Phillip Seaton went to a Kentucky hospital in October 2007 for a routine circumcision. When he woke up, his penis was gone.
Now, he and his wife Deborah are suing Dr. John Patterson, who didn’t consult with them before removing Phillip’s penis, for damages, citing a “loss of service, love and affection.” (ALSO: Feds pay for study of gay men’s penis sizes)
But this wasn’t a case of a doctor going insane. Dr. Patterson said the organ needed to be removed because he detected cancer. Tests later confirmed Phillip Seaton had squamous cell carcinoma.
“While it is unfortunate that he developed this cancer, it is both unfair and unreasonable to blame a physician for providing what was appropriate and necessary care for his condition,” Patterson wrote in a statement released after the surgery.
But the Seatons’ attorney, Kevin George, said the cancer wasn’t an emergency, and thinks his clients should have been given the opportunity to get a second opinion.

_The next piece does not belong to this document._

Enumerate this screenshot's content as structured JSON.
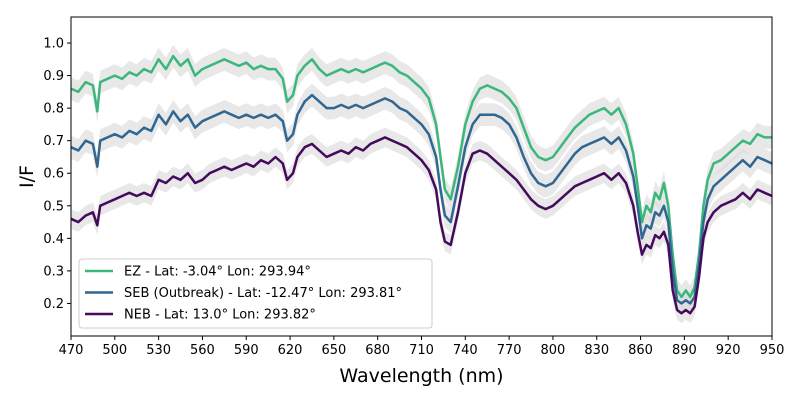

The case raises questions about when doctors can and should operate without consulting patients. Dr. Douglas Diekema, a member of the American Academy of Pediatrics Circumcision Task Force spoke with CBS, and said that question is “difficult.”
“If the situation is truly, imminently life threatening, they can and should act … [But] if there is sufficient time to wake the patient and discuss the situation with the patient, that is generally preferred,” Diekema said, “particularly if the discovery of something like cancer will involve the removal of an organ or limb.”